Na lista de tarefas que cada mediadora leva consigo está o mapa da cobertura prevista no dia de hoje e nele tanto surgem moradas ainda não abrangidas pela teia do RADAR, como nomes de pessoas já inscritas na plataforma, sem esquecer os estabelecimentos comerciais/associativos que funcionam – ou podem vir a funcionar – como radares comunitários.

Catarina Mendes, uma das mediadoras, apresenta-se à entrada da porta de um casal idoso, ambos para lá dos 90 anos: “Somos do Projeto RADAR, da Santa Casa, Junta de Freguesia, PSP, Câmara Municipal de Lisboa e serviços de saúde, e estamos a fazer o registo de todos os moradores com estas idades para ficarem na nossa plataforma, no caso de precisarem de algum apoio”.

Os olhares iniciais de desconfiança desvanecem-se e o morador idoso aceita inscrever-se, respondendo a um pequeno inquérito sobre as suas condições de vida, apoio de familiares, questões de saúde… Esta abertura só é possível, muitas vezes, pela tranquilizadora presença da PSP.

“Sem a nossa presença as pessoas ficam mais receosas e algumas até fecham logo a porta. Até porque é essa a nossa recomendação quando falamos com eles: na dúvida, não abram a porta para não serem alvos de burlas ou outras coisas. Neste caso basta verem-nos e ficam mais descansados”, resume o agente Luís Pereira.

O trabalho continua: tocar à campainha, subir escadarias, muitas vezes em prédios antigos sem elevador, e conquistar a confiança das pessoas, oferecendo a possibilidade de ajuda de todo o tipo, desde a entrega de refeições, acompanhamento em consultas ou a simples presença de um voluntário para fazer companhia.

Todavia, do outro lado há, por vezes, momentos de resistência. Frases como “Até estou com receio de me quererem fazer tão bem!” ou “O que ganha a Santa Casa com isto?” são compreendidas pelos mediadores de proximidade, que tentam, no entanto, dar a volta à situação recorrendo à calma, transparência e simpatia.
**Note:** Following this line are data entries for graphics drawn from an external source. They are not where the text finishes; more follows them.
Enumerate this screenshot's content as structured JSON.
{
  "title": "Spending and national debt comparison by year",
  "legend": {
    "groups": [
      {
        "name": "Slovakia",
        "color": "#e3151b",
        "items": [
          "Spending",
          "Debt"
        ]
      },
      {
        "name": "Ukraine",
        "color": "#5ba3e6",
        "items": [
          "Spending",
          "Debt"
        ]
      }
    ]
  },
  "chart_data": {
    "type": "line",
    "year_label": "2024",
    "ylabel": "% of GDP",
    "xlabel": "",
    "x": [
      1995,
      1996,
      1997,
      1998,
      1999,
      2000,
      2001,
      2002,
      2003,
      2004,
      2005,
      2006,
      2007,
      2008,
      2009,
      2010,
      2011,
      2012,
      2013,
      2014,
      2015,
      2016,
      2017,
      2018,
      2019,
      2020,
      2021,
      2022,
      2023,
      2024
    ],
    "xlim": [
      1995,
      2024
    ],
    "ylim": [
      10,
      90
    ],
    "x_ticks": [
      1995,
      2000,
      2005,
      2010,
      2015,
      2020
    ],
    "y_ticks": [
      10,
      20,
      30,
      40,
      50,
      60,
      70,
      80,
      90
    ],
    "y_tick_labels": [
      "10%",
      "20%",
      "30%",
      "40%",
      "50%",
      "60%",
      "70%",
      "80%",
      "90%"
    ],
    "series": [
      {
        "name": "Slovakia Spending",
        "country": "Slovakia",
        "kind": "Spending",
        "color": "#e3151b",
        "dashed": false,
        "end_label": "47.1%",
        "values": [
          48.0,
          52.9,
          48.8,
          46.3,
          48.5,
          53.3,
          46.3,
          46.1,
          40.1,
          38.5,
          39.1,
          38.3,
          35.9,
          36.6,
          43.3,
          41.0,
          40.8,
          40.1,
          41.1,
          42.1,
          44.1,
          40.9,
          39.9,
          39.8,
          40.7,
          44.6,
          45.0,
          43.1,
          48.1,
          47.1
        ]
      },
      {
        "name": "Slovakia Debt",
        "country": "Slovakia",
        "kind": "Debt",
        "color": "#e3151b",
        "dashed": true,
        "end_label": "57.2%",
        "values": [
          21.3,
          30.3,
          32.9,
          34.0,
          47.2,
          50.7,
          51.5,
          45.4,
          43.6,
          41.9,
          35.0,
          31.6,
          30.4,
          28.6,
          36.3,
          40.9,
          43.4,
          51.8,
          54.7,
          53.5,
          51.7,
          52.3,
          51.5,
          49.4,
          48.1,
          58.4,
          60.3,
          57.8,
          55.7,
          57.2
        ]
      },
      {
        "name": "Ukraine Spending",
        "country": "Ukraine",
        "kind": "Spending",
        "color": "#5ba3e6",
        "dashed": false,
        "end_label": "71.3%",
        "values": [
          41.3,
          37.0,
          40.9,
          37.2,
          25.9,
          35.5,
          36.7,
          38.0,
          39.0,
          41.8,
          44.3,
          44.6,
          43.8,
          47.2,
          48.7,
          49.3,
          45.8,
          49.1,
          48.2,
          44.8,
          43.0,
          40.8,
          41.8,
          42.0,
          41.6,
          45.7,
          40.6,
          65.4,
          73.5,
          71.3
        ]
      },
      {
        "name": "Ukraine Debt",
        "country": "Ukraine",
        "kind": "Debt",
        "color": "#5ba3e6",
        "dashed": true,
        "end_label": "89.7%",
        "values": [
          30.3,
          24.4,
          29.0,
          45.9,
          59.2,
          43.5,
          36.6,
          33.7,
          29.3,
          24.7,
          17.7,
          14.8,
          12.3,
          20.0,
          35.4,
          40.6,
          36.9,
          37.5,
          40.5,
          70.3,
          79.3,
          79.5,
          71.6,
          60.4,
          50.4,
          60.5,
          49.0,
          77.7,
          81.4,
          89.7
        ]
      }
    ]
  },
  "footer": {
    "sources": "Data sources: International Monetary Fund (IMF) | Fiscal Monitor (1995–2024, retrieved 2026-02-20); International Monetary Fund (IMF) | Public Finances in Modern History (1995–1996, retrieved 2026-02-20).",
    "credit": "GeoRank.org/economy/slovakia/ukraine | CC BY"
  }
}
Segue-se uma farmácia, esta já em sincronia com o projeto. Funciona como radar comunitário, reportando eventuais situações que cheguem ao conhecimento de quem está ao balcão. Hoje, felizmente, não há situações graves a reportar, mas são transmitidas informações úteis aos mediadores, particularmente sobre uma idosa inscrita na plataforma que não tem atendido o telefone. Afinal está bem e até aparece no momento certo para confraternizar com a equipa.

Um ano decisivo

2026 será um ano crítico para o Projeto RADAR. Este foi o ano definido desde o início para o término do projeto, sendo que será feita uma avaliação com todas as entidades envolvidas e dali poderão sair novidades para o futuro.

“O protocolo termina este ano e vamos avaliar o projeto nas suas diferentes dimensões, muito em particular, na dimensão da parceria colaborativa, porque só assim o RADAR faz sentido e tem viabilidade. Nenhuma das organizações que o compõem pode, por si só, garantir a sua operação. Só a Misericórdia, só a Câmara, só a PSP, só a Gebalis, só as Juntas de Freguesia, só as unidades de saúde, por si, não conseguiam pôr este projeto de pé”, aponta Mário Rui André, diretor da Unidade de Missão Santa Casa “Lisboa, Cidade Com Vida para Todas as Idades”.

As 32 entidades envolvidas no projeto definirão o futuro, no qual Mário Rui André vê o RADAR a ser expandido a outras populações vulneráveis, além dos 65+. Para tal, é fundamental construir uma consciência coletiva, porque “o RADAR não consegue chegar a todo o lado”.

“Sem cidadãos atentos e despertos para esta problemática não será possível. Essa cidadania ativa é, talvez, o último grande desafio que o Projeto RADAR deve ter e o mais difícil a médio e longo prazo. O nosso sonho é que um dia qualquer cidadão de Lisboa, de qualquer idade, saiba o que é o Projeto RADAR e como pode dar o seu contributo”, explica.

Resultados positivos

Com a “consciência de que ainda há muito para fazer”, Mário Rui André lembra que a plataforma do RADAR tem já 45 mil pessoas inscritas e que “os objetivos foram atingidos”.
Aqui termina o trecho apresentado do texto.